Nordtopian adj based on the illusion that the Nordic model can and might be adopted elsewhere.

Now this blog has certainly exhibited many telltale signs of Nordophilia (which I guess is why Felix Salmon pointed the Waldmann link out to me), but I don’t think I’m a Nordtopian. That is, I’m dubious (or full of dube, if you prefer) that a political/economic system that has evolved in a few nations of 5-9 million people would translate to a country of 300 million or even 50 million. Tyler Cowen had a fascinating (if far from definitive) post last year exploring some of the reasons why. A sample:

1. Perhaps homogeneity is the advantage, not smallness per se. So a Denmark of 150 million people might work quite well, if only there were 150 million Danes. There aren’t, and if we imagine the Danish population growing they might not stay so homogeneous in nature. Peer effects dissipate or perhaps turn negative at some scale.
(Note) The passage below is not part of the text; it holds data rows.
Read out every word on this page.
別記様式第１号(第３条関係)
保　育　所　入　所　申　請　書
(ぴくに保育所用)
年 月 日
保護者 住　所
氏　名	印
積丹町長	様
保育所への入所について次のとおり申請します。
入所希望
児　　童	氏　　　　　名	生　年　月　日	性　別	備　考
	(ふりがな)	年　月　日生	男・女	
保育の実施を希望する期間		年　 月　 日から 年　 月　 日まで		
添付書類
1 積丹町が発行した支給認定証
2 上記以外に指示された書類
I don’t disagree with that. And I don’t know that I could bear living in a land of 150 million Danes. (Hej. Hej. Hej. Hej. Hej. Hej! Hej…) But I keep writing about Denmark and Sweden and the Netherlands (which isn’t Nordic, but does have lots of tall blond people and an excellent pension system) because (a) it amuses me, (b) I like herring, and (c) it seems really silly not to look to other countries to get economic policy ideas. Also, there was so much smug cant spouted about the superiority of the American way of capitalism in the late 1990s (and even since then), that it seems important to point out that there are other ways of capitalism that seem to work just as well as and at times even better than the American version.

Oh, and did I mention that Denmark again topped the Economist Intelligence Unit’s rankings as the best country in the world to do business? (Thanks to Sean Gregory for the tip.) Finland came in second, the U.S. 10th. And one more thing: I learned last week that business guru Clayton Christensen is of mostly Danish ancestry. But I don’t think he’s a Nordtopian.